是非、恋愛中から、話し合える関係を作っておいてくださいね。

そんな話を進める中で、相手から「障害」という言葉が出てきたら、一緒に考えてあげたらいいかもしれませんね。一緒に解決方法を考えたり、必要であれば病院を受診したり、前向きに考えていきたいですね。

相手の自信や自己肯定感をいい状態で維持する

恋愛中の彼や彼女がADHD(注意欠如多動性障害)だったとしたら、それまでの人生はとても辛いものだったかもしれません。挫折が多くて、自分に否定的な人生を歩んできたのかもしれません。

そこにあなたが登場して、素晴らしい恋愛に発展した時。

彼女や彼は、素晴らしい人と出会えて、自信を持ったに違いありません。

素晴らしいことですね。

男性に多いのですが、この「自信」が間違った方に向いてしまって、結婚してから奥さんを“支配”することで 自信を保とうとする人が時々おられます。

“自信”が誤った方向に向かうと、伴侶を苦しめることになります。

自信は人を支配することで持つべきものではありません。

相手を思う→相手からも大事にされる。そんな関係性の中から成熟した人間性が出来上がり、自信と自己肯定感は生まれるべきです。

恋愛から生まれた貴重な自信と自己肯定感は、相手を思い合うこと、大切にしあうことで維持していきたいものですね。
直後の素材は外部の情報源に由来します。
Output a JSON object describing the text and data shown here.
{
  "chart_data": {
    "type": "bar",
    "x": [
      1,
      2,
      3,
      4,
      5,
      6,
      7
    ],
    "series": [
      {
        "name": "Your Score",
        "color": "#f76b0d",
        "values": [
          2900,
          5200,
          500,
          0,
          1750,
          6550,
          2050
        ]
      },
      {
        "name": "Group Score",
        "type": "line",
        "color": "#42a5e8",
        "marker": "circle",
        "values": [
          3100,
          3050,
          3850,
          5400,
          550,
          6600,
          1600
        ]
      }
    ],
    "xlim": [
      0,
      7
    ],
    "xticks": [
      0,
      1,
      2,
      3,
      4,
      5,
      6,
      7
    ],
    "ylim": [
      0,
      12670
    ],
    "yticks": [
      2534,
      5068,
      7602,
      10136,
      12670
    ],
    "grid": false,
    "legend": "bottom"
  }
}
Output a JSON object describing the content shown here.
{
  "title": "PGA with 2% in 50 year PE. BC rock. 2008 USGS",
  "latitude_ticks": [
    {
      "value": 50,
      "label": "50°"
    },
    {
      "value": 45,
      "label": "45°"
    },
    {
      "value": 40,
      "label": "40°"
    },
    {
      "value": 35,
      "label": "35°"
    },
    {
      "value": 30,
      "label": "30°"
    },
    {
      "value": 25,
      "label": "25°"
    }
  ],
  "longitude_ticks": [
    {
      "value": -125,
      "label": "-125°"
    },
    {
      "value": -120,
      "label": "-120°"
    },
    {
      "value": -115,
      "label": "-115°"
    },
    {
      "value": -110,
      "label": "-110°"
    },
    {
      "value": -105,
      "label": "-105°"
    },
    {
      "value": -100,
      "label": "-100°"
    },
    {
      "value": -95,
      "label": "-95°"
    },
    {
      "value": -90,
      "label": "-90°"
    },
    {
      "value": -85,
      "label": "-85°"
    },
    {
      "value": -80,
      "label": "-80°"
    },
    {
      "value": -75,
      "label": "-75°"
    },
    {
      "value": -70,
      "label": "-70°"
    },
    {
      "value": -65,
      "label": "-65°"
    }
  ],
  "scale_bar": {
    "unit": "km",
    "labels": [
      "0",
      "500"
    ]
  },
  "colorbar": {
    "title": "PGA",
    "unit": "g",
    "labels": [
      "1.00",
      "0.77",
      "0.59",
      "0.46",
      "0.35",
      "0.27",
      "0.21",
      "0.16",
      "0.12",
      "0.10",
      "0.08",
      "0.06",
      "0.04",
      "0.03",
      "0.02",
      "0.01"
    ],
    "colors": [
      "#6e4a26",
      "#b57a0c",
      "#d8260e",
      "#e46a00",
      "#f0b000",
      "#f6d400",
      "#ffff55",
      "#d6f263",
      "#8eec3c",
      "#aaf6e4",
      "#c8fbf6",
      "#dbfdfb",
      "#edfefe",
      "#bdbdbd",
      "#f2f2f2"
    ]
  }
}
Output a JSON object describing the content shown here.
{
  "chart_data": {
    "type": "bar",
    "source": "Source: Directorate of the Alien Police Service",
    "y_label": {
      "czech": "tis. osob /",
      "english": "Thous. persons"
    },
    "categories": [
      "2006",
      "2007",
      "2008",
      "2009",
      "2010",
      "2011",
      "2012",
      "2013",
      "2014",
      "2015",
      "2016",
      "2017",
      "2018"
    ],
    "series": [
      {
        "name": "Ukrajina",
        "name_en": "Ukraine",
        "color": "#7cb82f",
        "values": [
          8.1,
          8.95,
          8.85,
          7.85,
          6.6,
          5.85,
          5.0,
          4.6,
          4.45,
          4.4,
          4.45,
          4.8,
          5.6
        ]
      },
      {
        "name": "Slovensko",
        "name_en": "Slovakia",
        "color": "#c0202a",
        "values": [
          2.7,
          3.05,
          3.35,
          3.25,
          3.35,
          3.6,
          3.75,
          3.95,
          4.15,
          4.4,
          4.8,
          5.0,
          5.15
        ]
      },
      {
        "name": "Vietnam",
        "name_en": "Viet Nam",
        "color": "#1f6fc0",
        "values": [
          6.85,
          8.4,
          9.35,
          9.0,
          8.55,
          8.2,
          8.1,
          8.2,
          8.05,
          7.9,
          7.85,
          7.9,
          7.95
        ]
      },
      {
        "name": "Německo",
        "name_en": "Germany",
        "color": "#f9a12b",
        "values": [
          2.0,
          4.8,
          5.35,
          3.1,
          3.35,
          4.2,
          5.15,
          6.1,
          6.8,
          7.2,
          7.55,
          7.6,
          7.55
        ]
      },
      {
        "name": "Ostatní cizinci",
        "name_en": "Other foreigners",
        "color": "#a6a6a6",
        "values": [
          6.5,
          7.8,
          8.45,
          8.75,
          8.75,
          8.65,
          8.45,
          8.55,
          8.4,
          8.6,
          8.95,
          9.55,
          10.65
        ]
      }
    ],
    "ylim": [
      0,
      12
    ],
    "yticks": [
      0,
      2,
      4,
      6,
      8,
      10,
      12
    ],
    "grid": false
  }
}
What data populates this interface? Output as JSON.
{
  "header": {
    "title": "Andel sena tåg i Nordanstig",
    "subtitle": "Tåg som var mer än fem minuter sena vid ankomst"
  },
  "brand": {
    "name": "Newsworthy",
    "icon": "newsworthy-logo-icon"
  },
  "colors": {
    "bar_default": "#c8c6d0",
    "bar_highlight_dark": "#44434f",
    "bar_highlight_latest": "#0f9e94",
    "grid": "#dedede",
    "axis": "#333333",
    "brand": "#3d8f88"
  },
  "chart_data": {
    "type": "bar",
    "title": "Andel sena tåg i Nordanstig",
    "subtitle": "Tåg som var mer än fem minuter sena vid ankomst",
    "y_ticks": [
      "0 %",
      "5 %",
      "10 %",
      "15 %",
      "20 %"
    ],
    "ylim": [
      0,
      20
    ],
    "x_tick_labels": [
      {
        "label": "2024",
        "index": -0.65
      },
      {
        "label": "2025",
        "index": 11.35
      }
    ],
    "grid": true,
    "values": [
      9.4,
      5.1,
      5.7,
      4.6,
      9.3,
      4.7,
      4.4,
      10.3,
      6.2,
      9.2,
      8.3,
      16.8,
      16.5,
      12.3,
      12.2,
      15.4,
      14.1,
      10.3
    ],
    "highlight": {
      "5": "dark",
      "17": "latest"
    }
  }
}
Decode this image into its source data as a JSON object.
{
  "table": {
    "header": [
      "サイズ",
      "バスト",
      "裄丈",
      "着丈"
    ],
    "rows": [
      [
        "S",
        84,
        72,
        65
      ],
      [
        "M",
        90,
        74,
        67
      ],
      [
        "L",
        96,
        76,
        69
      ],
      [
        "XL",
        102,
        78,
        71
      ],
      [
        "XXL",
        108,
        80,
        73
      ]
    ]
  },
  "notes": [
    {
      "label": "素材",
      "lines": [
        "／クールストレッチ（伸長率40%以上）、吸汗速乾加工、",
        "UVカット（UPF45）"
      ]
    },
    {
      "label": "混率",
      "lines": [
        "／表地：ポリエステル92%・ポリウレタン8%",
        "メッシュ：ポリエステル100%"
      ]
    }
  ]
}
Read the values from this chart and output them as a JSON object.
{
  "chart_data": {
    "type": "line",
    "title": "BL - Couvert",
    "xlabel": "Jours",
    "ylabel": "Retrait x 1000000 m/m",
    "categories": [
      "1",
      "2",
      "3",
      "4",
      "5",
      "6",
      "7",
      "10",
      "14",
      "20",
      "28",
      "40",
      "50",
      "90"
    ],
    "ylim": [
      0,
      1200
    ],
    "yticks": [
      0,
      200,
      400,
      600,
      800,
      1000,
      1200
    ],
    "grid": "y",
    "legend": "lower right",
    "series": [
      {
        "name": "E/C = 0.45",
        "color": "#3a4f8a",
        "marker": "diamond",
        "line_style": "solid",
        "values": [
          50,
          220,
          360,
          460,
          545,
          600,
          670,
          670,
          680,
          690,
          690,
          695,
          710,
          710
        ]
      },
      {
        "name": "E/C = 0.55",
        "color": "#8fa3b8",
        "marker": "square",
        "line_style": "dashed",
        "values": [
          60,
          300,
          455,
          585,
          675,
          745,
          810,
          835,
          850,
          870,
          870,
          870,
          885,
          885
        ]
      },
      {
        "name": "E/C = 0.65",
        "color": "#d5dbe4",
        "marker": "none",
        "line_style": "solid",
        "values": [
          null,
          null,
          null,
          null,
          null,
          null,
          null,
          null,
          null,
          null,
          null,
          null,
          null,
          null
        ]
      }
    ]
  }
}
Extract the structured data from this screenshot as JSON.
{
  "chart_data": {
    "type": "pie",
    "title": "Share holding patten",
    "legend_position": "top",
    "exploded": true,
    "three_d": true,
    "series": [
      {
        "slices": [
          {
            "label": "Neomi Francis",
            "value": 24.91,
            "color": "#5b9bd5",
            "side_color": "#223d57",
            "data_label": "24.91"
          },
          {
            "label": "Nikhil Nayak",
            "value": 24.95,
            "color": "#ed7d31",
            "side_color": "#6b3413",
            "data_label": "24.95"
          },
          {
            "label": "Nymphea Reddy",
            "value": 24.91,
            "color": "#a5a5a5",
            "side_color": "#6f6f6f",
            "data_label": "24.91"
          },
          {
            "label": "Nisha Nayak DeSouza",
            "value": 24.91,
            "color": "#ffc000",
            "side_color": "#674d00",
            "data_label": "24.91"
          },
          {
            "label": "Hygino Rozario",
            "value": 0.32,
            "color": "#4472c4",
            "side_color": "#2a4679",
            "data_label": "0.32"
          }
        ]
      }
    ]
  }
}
恋愛の相手と、普段からお互いを認め合い、褒め合う関係を作っておきましょう。

まとめ

恋愛はとても楽しいものですが、その先にある結婚を考えた時に、漠然とした不安を感じることもあるでしょう。

彼や彼氏が大人の発達障害かも?と心配になった時は、しっかりと話し合える関係を作っておきましょう。

また、恋愛から生まれた自信や自己肯定感を、お互いを思い合える関係、大切にしあえる関係に使えるように維持しましょう。

結婚してからの人生はとても長く、相手への思いやりも薄れがちになります。

恋愛中のうちに、しっかりと二人の基本的な関係を作っておきましょうね。